Max Mosley, president of motorsport’s governing body the FIA, announced the formation of an expert advisory safety committee and made Watkins its chairman. It was told to assess the design of F1 cars, crash barriers, the configuration of circuits and run-off areas and how to protect people in the pit lane and in public areas.

“Formula 1 was genuinely worried that it would go into a spiral of decline and the car manufacturers would pull out,” says Alistair.

“I think my father really enjoyed that challenge, the safety challenge. That was an intellectual challenge more than anything else. ‘How do we keep the sport exciting but make it safe?’ Everything was looked at.
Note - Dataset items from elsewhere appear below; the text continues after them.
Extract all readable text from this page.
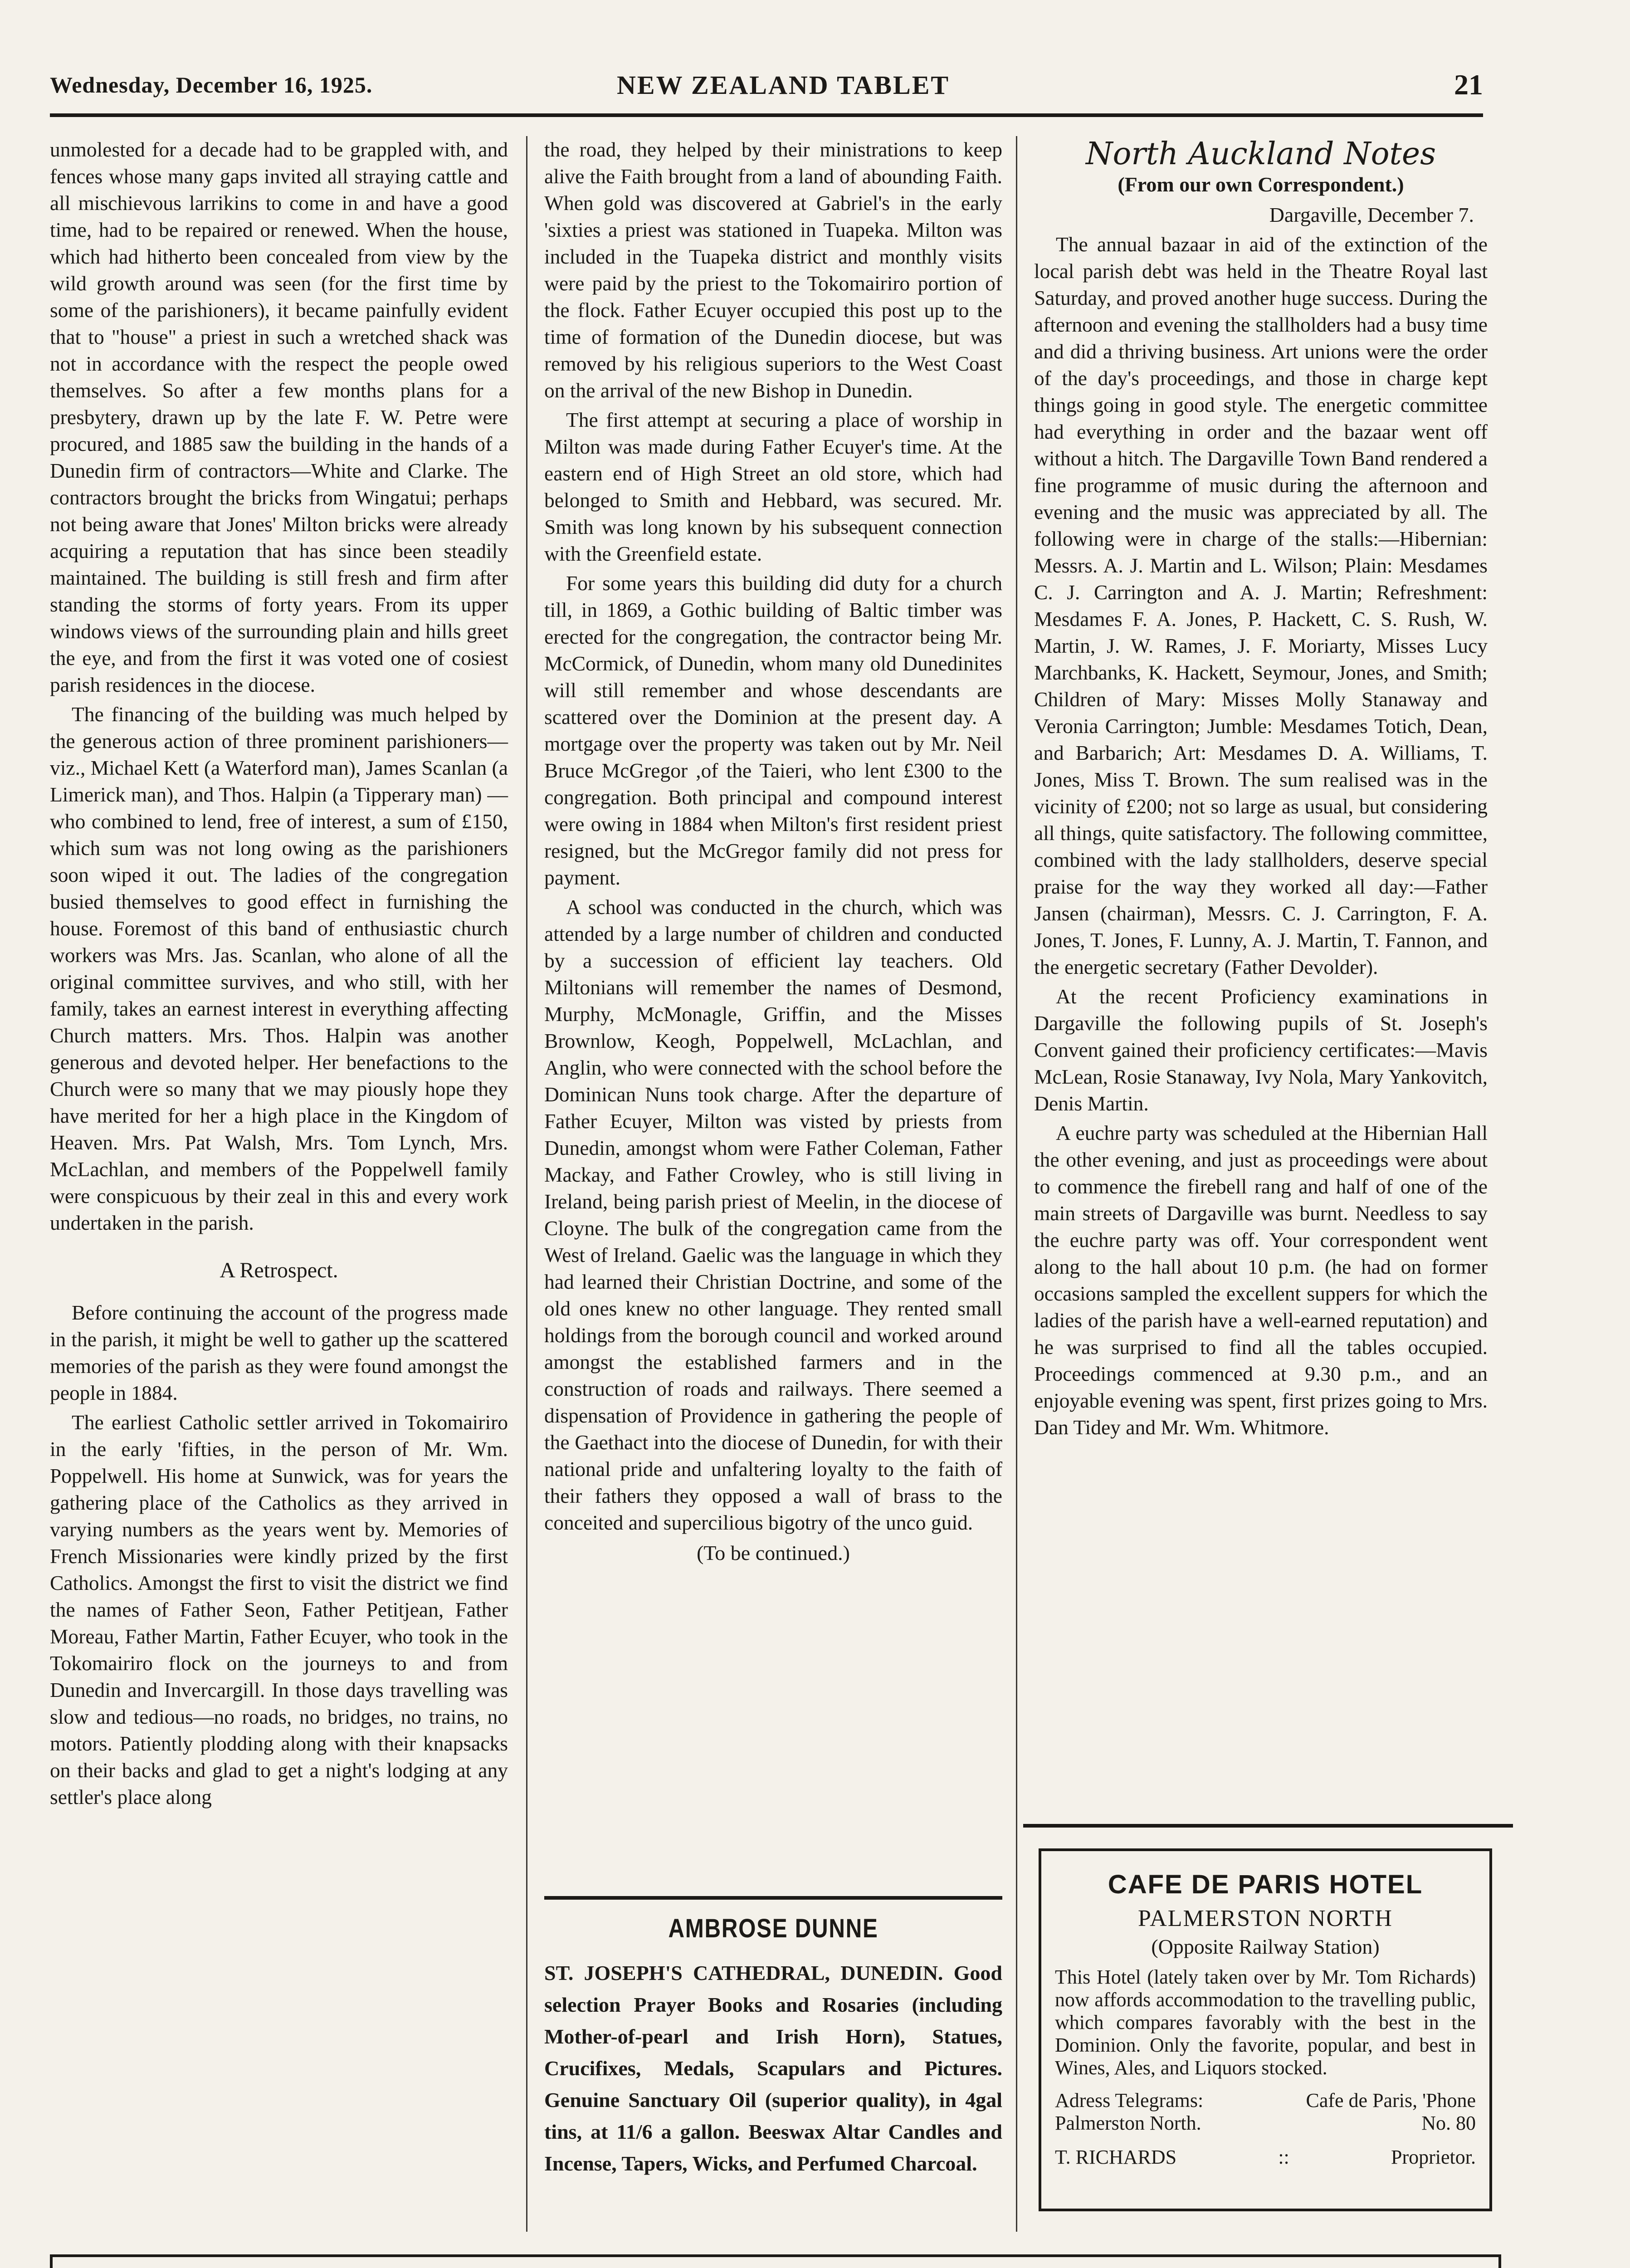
Wednesday, December 16, 1925.	NEW ZEALAND TABLET	21

unmolested for a decade had to be grappled with, and fences whose many gaps invited all straying cattle and all mischievous larrikins to come in and have a good time, had to be repaired or renewed. When the house, which had hitherto been concealed from view by the wild growth around was seen (for the first time by some of the parishioners), it became painfully evident that to "house" a priest in such a wretched shack was not in accordance with the respect the people owed themselves. So after a few months plans for a presbytery, drawn up by the late F. W. Petre were procured, and 1885 saw the building in the hands of a Dunedin firm of contractors—White and Clarke. The contractors brought the bricks from Wingatui; perhaps not being aware that Jones' Milton bricks were already acquiring a reputation that has since been steadily maintained. The building is still fresh and firm after standing the storms of forty years. From its upper windows views of the surrounding plain and hills greet the eye, and from the first it was voted one of cosiest parish residences in the diocese.

The financing of the building was much helped by the generous action of three prominent parishioners—viz., Michael Kett (a Waterford man), James Scanlan (a Limerick man), and Thos. Halpin (a Tipperary man) —who combined to lend, free of interest, a sum of £150, which sum was not long owing as the parishioners soon wiped it out. The ladies of the congregation busied themselves to good effect in furnishing the house. Foremost of this band of enthusiastic church workers was Mrs. Jas. Scanlan, who alone of all the original committee survives, and who still, with her family, takes an earnest interest in everything affecting Church matters. Mrs. Thos. Halpin was another generous and devoted helper. Her benefactions to the Church were so many that we may piously hope they have merited for her a high place in the Kingdom of Heaven. Mrs. Pat Walsh, Mrs. Tom Lynch, Mrs. McLachlan, and members of the Poppelwell family were conspicuous by their zeal in this and every work undertaken in the parish.

A Retrospect.

Before continuing the account of the progress made in the parish, it might be well to gather up the scattered memories of the parish as they were found amongst the people in 1884.

The earliest Catholic settler arrived in Tokomairiro in the early 'fifties, in the person of Mr. Wm. Poppelwell. His home at Sunwick, was for years the gathering place of the Catholics as they arrived in varying numbers as the years went by. Memories of French Missionaries were kindly prized by the first Catholics. Amongst the first to visit the district we find the names of Father Seon, Father Petitjean, Father Moreau, Father Martin, Father Ecuyer, who took in the Tokomairiro flock on the journeys to and from Dunedin and Invercargill. In those days travelling was slow and tedious—no roads, no bridges, no trains, no motors. Patiently plodding along with their knapsacks on their backs and glad to get a night's lodging at any settler's place along

the road, they helped by their ministrations to keep alive the Faith brought from a land of abounding Faith. When gold was discovered at Gabriel's in the early 'sixties a priest was stationed in Tuapeka. Milton was included in the Tuapeka district and monthly visits were paid by the priest to the Tokomairiro portion of the flock. Father Ecuyer occupied this post up to the time of formation of the Dunedin diocese, but was removed by his religious superiors to the West Coast on the arrival of the new Bishop in Dunedin.

The first attempt at securing a place of worship in Milton was made during Father Ecuyer's time. At the eastern end of High Street an old store, which had belonged to Smith and Hebbard, was secured. Mr. Smith was long known by his subsequent connection with the Greenfield estate.

For some years this building did duty for a church till, in 1869, a Gothic building of Baltic timber was erected for the congregation, the contractor being Mr. McCormick, of Dunedin, whom many old Dunedinites will still remember and whose descendants are scattered over the Dominion at the present day. A mortgage over the property was taken out by Mr. Neil Bruce McGregor ,of the Taieri, who lent £300 to the congregation. Both principal and compound interest were owing in 1884 when Milton's first resident priest resigned, but the McGregor family did not press for payment.

A school was conducted in the church, which was attended by a large number of children and conducted by a succession of efficient lay teachers. Old Miltonians will remember the names of Desmond, Murphy, McMonagle, Griffin, and the Misses Brownlow, Keogh, Poppelwell, McLachlan, and Anglin, who were connected with the school before the Dominican Nuns took charge. After the departure of Father Ecuyer, Milton was visted by priests from Dunedin, amongst whom were Father Coleman, Father Mackay, and Father Crowley, who is still living in Ireland, being parish priest of Meelin, in the diocese of Cloyne. The bulk of the congregation came from the West of Ireland. Gaelic was the language in which they had learned their Christian Doctrine, and some of the old ones knew no other language. They rented small holdings from the borough council and worked around amongst the established farmers and in the construction of roads and railways. There seemed a dispensation of Providence in gathering the people of the Gaethact into the diocese of Dunedin, for with their national pride and unfaltering loyalty to the faith of their fathers they opposed a wall of brass to the conceited and supercilious bigotry of the unco guid.

(To be continued.)
North Auckland Notes
(From our own Correspondent.)
Dargaville, December 7.

The annual bazaar in aid of the extinction of the local parish debt was held in the Theatre Royal last Saturday, and proved another huge success. During the afternoon and evening the stallholders had a busy time and did a thriving business. Art unions were the order of the day's proceedings, and those in charge kept things going in good style. The energetic committee had everything in order and the bazaar went off without a hitch. The Dargaville Town Band rendered a fine programme of music during the afternoon and evening and the music was appreciated by all. The following were in charge of the stalls:—Hibernian: Messrs. A. J. Martin and L. Wilson; Plain: Mesdames C. J. Carrington and A. J. Martin; Refreshment: Mesdames F. A. Jones, P. Hackett, C. S. Rush, W. Martin, J. W. Rames, J. F. Moriarty, Misses Lucy Marchbanks, K. Hackett, Seymour, Jones, and Smith; Children of Mary: Misses Molly Stanaway and Veronia Carrington; Jumble: Mesdames Totich, Dean, and Barbarich; Art: Mesdames D. A. Williams, T. Jones, Miss T. Brown. The sum realised was in the vicinity of £200; not so large as usual, but considering all things, quite satisfactory. The following committee, combined with the lady stallholders, deserve special praise for the way they worked all day:—Father Jansen (chairman), Messrs. C. J. Carrington, F. A. Jones, T. Jones, F. Lunny, A. J. Martin, T. Fannon, and the energetic secretary (Father Devolder).

At the recent Proficiency examinations in Dargaville the following pupils of St. Joseph's Convent gained their proficiency certificates:—Mavis McLean, Rosie Stanaway, Ivy Nola, Mary Yankovitch, Denis Martin.

A euchre party was scheduled at the Hibernian Hall the other evening, and just as proceedings were about to commence the firebell rang and half of one of the main streets of Dargaville was burnt. Needless to say the euchre party was off. Your correspondent went along to the hall about 10 p.m. (he had on former occasions sampled the excellent suppers for which the ladies of the parish have a well-earned reputation) and he was surprised to find all the tables occupied. Proceedings commenced at 9.30 p.m., and an enjoyable evening was spent, first prizes going to Mrs. Dan Tidey and Mr. Wm. Whitmore.

AMBROSE DUNNE
ST. JOSEPH'S CATHEDRAL, DUNEDIN. Good selection Prayer Books and Rosaries (including Mother-of-pearl and Irish Horn), Statues, Crucifixes, Medals, Scapulars and Pictures. Genuine Sanctuary Oil (superior quality), in 4gal tins, at 11/6 a gallon. Beeswax Altar Candles and Incense, Tapers, Wicks, and Perfumed Charcoal.
CAFE DE PARIS HOTEL
PALMERSTON NORTH
(Opposite Railway Station)
This Hotel (lately taken over by Mr. Tom Richards) now affords accommodation to the travelling public, which compares favorably with the best in the Dominion. Only the favorite, popular, and best in Wines, Ales, and Liquors stocked.
Adress Telegrams: Palmerston North.
Cafe de Paris, 'Phone No. 80
T. RICHARDS	::	Proprietor.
There were some quite small changes that made a massive difference right from the start – padding around the cockpit, raising the cockpit levels, then the Hans [head and neck safety] device came in.”

“Sid was deeply emotionally committed to this goal,” says Hartstein.

“He was a brilliant scientist in his own right so he understood the nature of the scientific process and how data hypothesis can be confirmed or rejected. Deeply, deeply, deeply intelligent. So when engineers present data to Sid, even though this was not his field directly, he immediately understood.

“Sid was agnostic in terms of what the solutions were going to be. He had no skin in the game other than to make this sport safer. He wasn’t an engineer for a team, he wasn’t an aerodynamicist. He was smart enough and curious enough to be able to kind of oversee all of this. And charismatic enough to keep this disparate team, pulling in 15 directions, focused on a goal.”

Hill agrees that Watkins’ shrewd political instinct was key. “Sid understood the power games that were going on, he understood the stresses that drivers were having to deal with and he could employ his scientific brain to problem-solving for the sport,” he says.

Sid Watkins in his blue doctors' overalls

Getty

In the 30 years since Imola, Jules Bianchi – who died as a result of a crash at the 2014 Japanese Grand Prix – is the only driver to have lost his life because of an accident in an F1 race.

As trackside surgeon, Watkins played a major role in saving the lives of several F1 drivers after heavy accidents, among them Ferrari’s Didier Pironi at the 1982 German Grand Prix, Martin Donnelly at the 1990 Spanish Grand Prix, Barrichello at Imola in 1994 and McLaren’s Mika Hakkinen at Adelaide in 1995.

Other drivers were grateful beneficiaries of the safety measures championed behind the scenes.

“I could cite at least 10 accidents that we attended with no injury that would have been fatal if it were not for the barriers, the asphalt, the new helmet,” says Hartstein. “Scores of dead drivers had it not been for this, in F1, the feeder series, F3, even the junior series, for sure. Yeah, scores.”

And F1 was just Watkins’ side project.

He combined this role with being professor of neurology at the London Hospital, alternating working weekends with another consultant to ensure he was ‘off-duty’ for each race.

Hill says a conversation with Watkins, who died in 2012 aged 84, was different compared with anyone else within F1.

“You just basically got the perspective of someone who knew what real values were and what really mattered,” he says. “You can get wrapped up in things you think are important, whether or not you’re being beaten by someone or you’re winning or whatever.

“His perspective on life was ‘you’re all having a great time, and on Monday I’m going back into an operating theatre and I’m going to operate on someone’s brain because they’ve got something much more serious going on’.

“Maybe we didn’t deserve someone of his calibre. He was a key player but in a way that was unusual. It was, in a way, unique. And trailblazing because before that, either nobody cared or the people who did care were told to shut up. And you can’t really tell somebody like Sid to shut up.”